The creation of the Ohio University Marching Band began with a young OU freshman from Athens, Homer Thomas Baird, who always loved music and had helped organize the first Athens high school band. After matriculating at OHIO, Homer went to then Ohio University president Elmer B. Bryan more than once to champion his idea of an Ohio University marching band. Bryan finally consented under the condition that the band not cost the university any money and that he gets the approval of the director of the School of Music.
Homer’s fraternity brother was the editor of the Green and White, OU’s campus newspaper. He offered free publicity to help recruit musicians for the fledgling endeavor. Homer Baird went to recent grad Raymond Connett, whose musical skill as a bandleader was widely known. He agreed to direct the band without a salary. The director of the School of Music, Dr. C.C. Robinson, gave his blessings and approved of Connett’s leadership. Although he could not offer a formal position to Connett he was able to provide a small salary of $10. per rehearsal.
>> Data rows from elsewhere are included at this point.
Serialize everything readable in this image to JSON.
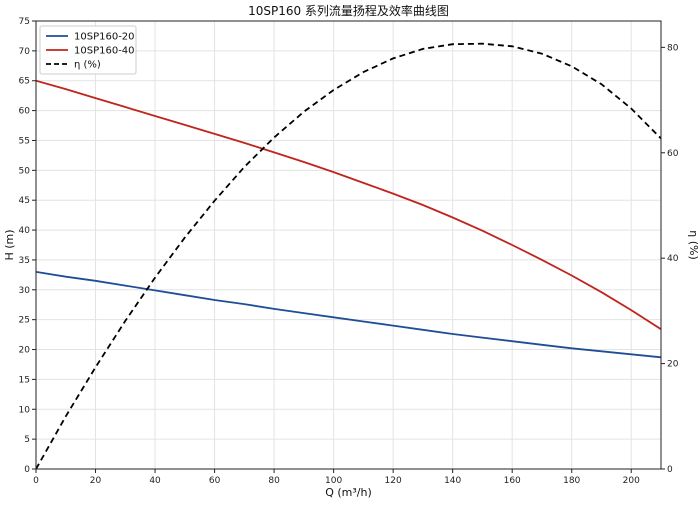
{
  "chart_data": {
    "type": "line",
    "title": "10SP160 系列流量扬程及效率曲线图",
    "xlabel": "Q (m³/h)",
    "ylabel": "H (m)",
    "y2label": "η (%)",
    "xlim": [
      0,
      210
    ],
    "ylim": [
      0,
      75
    ],
    "y2lim": [
      0,
      85
    ],
    "x_ticks": [
      0,
      20,
      40,
      60,
      80,
      100,
      120,
      140,
      160,
      180,
      200
    ],
    "y_ticks": [
      0,
      5,
      10,
      15,
      20,
      25,
      30,
      35,
      40,
      45,
      50,
      55,
      60,
      65,
      70,
      75
    ],
    "y2_ticks": [
      0,
      20,
      40,
      60,
      80
    ],
    "grid": true,
    "legend_position": "top-left",
    "x": [
      0,
      10,
      20,
      30,
      40,
      50,
      60,
      70,
      80,
      90,
      100,
      110,
      120,
      130,
      140,
      150,
      160,
      170,
      180,
      190,
      200,
      210
    ],
    "series": [
      {
        "name": "10SP160-20",
        "axis": "left",
        "color": "#1f4e96",
        "dash": "solid",
        "values": [
          33.0,
          32.2,
          31.5,
          30.7,
          29.9,
          29.1,
          28.3,
          27.6,
          26.8,
          26.1,
          25.4,
          24.7,
          24.0,
          23.3,
          22.6,
          22.0,
          21.4,
          20.8,
          20.2,
          19.7,
          19.2,
          18.7
        ]
      },
      {
        "name": "10SP160-40",
        "axis": "left",
        "color": "#c0241c",
        "dash": "solid",
        "values": [
          65.0,
          63.6,
          62.1,
          60.6,
          59.1,
          57.6,
          56.1,
          54.6,
          53.0,
          51.4,
          49.7,
          47.9,
          46.1,
          44.2,
          42.1,
          39.9,
          37.5,
          35.0,
          32.4,
          29.6,
          26.6,
          23.4
        ]
      },
      {
        "name": "η (%)",
        "axis": "right",
        "color": "#000000",
        "dash": "dashed",
        "values": [
          0,
          10.0,
          19.3,
          28.1,
          36.3,
          43.9,
          50.9,
          57.3,
          62.9,
          67.8,
          71.9,
          75.3,
          77.9,
          79.7,
          80.6,
          80.7,
          80.2,
          78.8,
          76.4,
          73.0,
          68.4,
          62.7
        ]
      }
    ]
  }
}
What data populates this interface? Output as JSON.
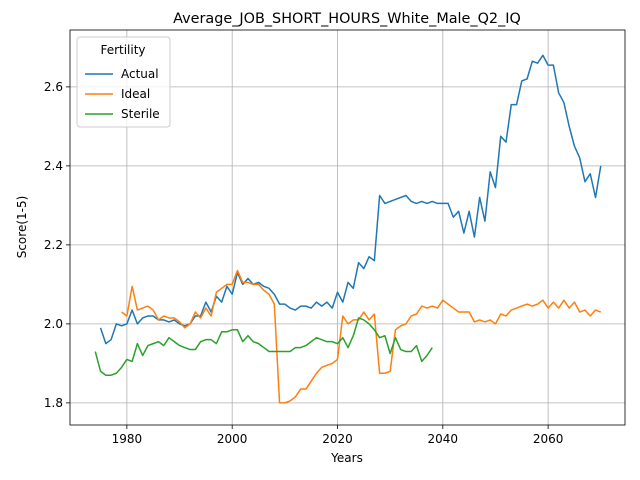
{
  "chart_data": {
    "type": "line",
    "title": "Average_JOB_SHORT_HOURS_White_Male_Q2_IQ",
    "xlabel": "Years",
    "ylabel": "Score(1-5)",
    "legend_title": "Fertility",
    "legend": "upper left",
    "grid": true,
    "xlim": [
      1969.2,
      2074.6
    ],
    "ylim": [
      1.744,
      2.744
    ],
    "xticks": [
      1980,
      2000,
      2020,
      2040,
      2060
    ],
    "yticks": [
      1.8,
      {
        "value": 2,
        "label": "2.0"
      },
      2.2,
      2.4,
      2.6
    ],
    "x": [
      1974,
      1975,
      1976,
      1977,
      1978,
      1979,
      1980,
      1981,
      1982,
      1983,
      1984,
      1985,
      1986,
      1987,
      1988,
      1989,
      1990,
      1991,
      1992,
      1993,
      1994,
      1995,
      1996,
      1997,
      1998,
      1999,
      2000,
      2001,
      2002,
      2003,
      2004,
      2005,
      2006,
      2007,
      2008,
      2009,
      2010,
      2011,
      2012,
      2013,
      2014,
      2015,
      2016,
      2017,
      2018,
      2019,
      2020,
      2021,
      2022,
      2023,
      2024,
      2025,
      2026,
      2027,
      2028,
      2029,
      2030,
      2031,
      2032,
      2033,
      2034,
      2035,
      2036,
      2037,
      2038,
      2039,
      2040,
      2041,
      2042,
      2043,
      2044,
      2045,
      2046,
      2047,
      2048,
      2049,
      2050,
      2051,
      2052,
      2053,
      2054,
      2055,
      2056,
      2057,
      2058,
      2059,
      2060,
      2061,
      2062,
      2063,
      2064,
      2065,
      2066,
      2067,
      2068,
      2069,
      2070
    ],
    "series": [
      {
        "name": "Actual",
        "color": "#1f77b4",
        "values": [
          null,
          1.99,
          1.95,
          1.96,
          2.0,
          1.995,
          2.0,
          2.035,
          2.0,
          2.015,
          2.02,
          2.02,
          2.01,
          2.01,
          2.005,
          2.01,
          2.0,
          1.995,
          2.0,
          2.02,
          2.02,
          2.055,
          2.03,
          2.07,
          2.055,
          2.095,
          2.075,
          2.13,
          2.1,
          2.115,
          2.1,
          2.105,
          2.095,
          2.09,
          2.075,
          2.05,
          2.05,
          2.04,
          2.035,
          2.045,
          2.045,
          2.04,
          2.055,
          2.045,
          2.055,
          2.04,
          2.08,
          2.055,
          2.105,
          2.09,
          2.155,
          2.14,
          2.17,
          2.16,
          2.325,
          2.305,
          2.31,
          2.315,
          2.32,
          2.325,
          2.31,
          2.305,
          2.31,
          2.305,
          2.31,
          2.305,
          2.305,
          2.305,
          2.27,
          2.285,
          2.23,
          2.285,
          2.22,
          2.32,
          2.26,
          2.385,
          2.345,
          2.475,
          2.46,
          2.555,
          2.555,
          2.615,
          2.62,
          2.665,
          2.66,
          2.68,
          2.655,
          2.655,
          2.585,
          2.56,
          2.5,
          2.45,
          2.42,
          2.36,
          2.38,
          2.32,
          2.4
        ]
      },
      {
        "name": "Ideal",
        "color": "#ff7f0e",
        "values": [
          null,
          null,
          null,
          null,
          null,
          2.03,
          2.02,
          2.095,
          2.035,
          2.04,
          2.045,
          2.035,
          2.01,
          2.02,
          2.015,
          2.015,
          2.005,
          1.99,
          2.0,
          2.03,
          2.015,
          2.04,
          2.02,
          2.08,
          2.09,
          2.1,
          2.1,
          2.135,
          2.105,
          2.105,
          2.1,
          2.1,
          2.085,
          2.075,
          2.05,
          1.8,
          1.8,
          1.805,
          1.815,
          1.835,
          1.835,
          1.855,
          1.875,
          1.89,
          1.895,
          1.9,
          1.91,
          2.02,
          2.0,
          2.01,
          2.01,
          2.03,
          2.01,
          2.025,
          1.875,
          1.875,
          1.88,
          1.985,
          1.995,
          2.0,
          2.02,
          2.025,
          2.045,
          2.04,
          2.045,
          2.04,
          2.06,
          2.05,
          2.04,
          2.03,
          2.03,
          2.03,
          2.005,
          2.01,
          2.005,
          2.01,
          2.0,
          2.025,
          2.02,
          2.035,
          2.04,
          2.045,
          2.05,
          2.045,
          2.05,
          2.06,
          2.04,
          2.055,
          2.04,
          2.06,
          2.04,
          2.055,
          2.03,
          2.035,
          2.02,
          2.035,
          2.03
        ]
      },
      {
        "name": "Sterile",
        "color": "#2ca02c",
        "values": [
          1.93,
          1.88,
          1.87,
          1.87,
          1.875,
          1.89,
          1.91,
          1.905,
          1.95,
          1.92,
          1.945,
          1.95,
          1.955,
          1.945,
          1.965,
          1.955,
          1.945,
          1.94,
          1.935,
          1.935,
          1.955,
          1.96,
          1.96,
          1.95,
          1.98,
          1.98,
          1.985,
          1.985,
          1.955,
          1.97,
          1.955,
          1.95,
          1.94,
          1.93,
          1.93,
          1.93,
          1.93,
          1.93,
          1.94,
          1.94,
          1.945,
          1.955,
          1.965,
          1.96,
          1.955,
          1.955,
          1.95,
          1.965,
          1.94,
          1.97,
          2.015,
          2.01,
          2.0,
          1.985,
          1.965,
          1.97,
          1.925,
          1.965,
          1.935,
          1.93,
          1.93,
          1.945,
          1.905,
          1.92,
          1.94,
          null,
          null,
          null,
          null,
          null,
          null,
          null,
          null,
          null,
          null,
          null,
          null,
          null,
          null,
          null,
          null,
          null,
          null,
          null,
          null,
          null,
          null,
          null,
          null,
          null,
          null,
          null,
          null,
          null,
          null,
          null,
          null
        ]
      }
    ]
  }
}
Below is an image of the Ohio University Band on the steps of Ewing Hall in the early 1920s. For more images like this go the Ohio University Libraries Digital Archival Collections.
The name Marching 110 originally referred to the number of band members. While the band has expanded to 220 members strong, it has kept the name, which now represents the 110% effort expected of all members during rehearsals and performances.
If you take 110% effort plus the free-flowing funk in their souls the result is .... The Most Exciting Band in the Land!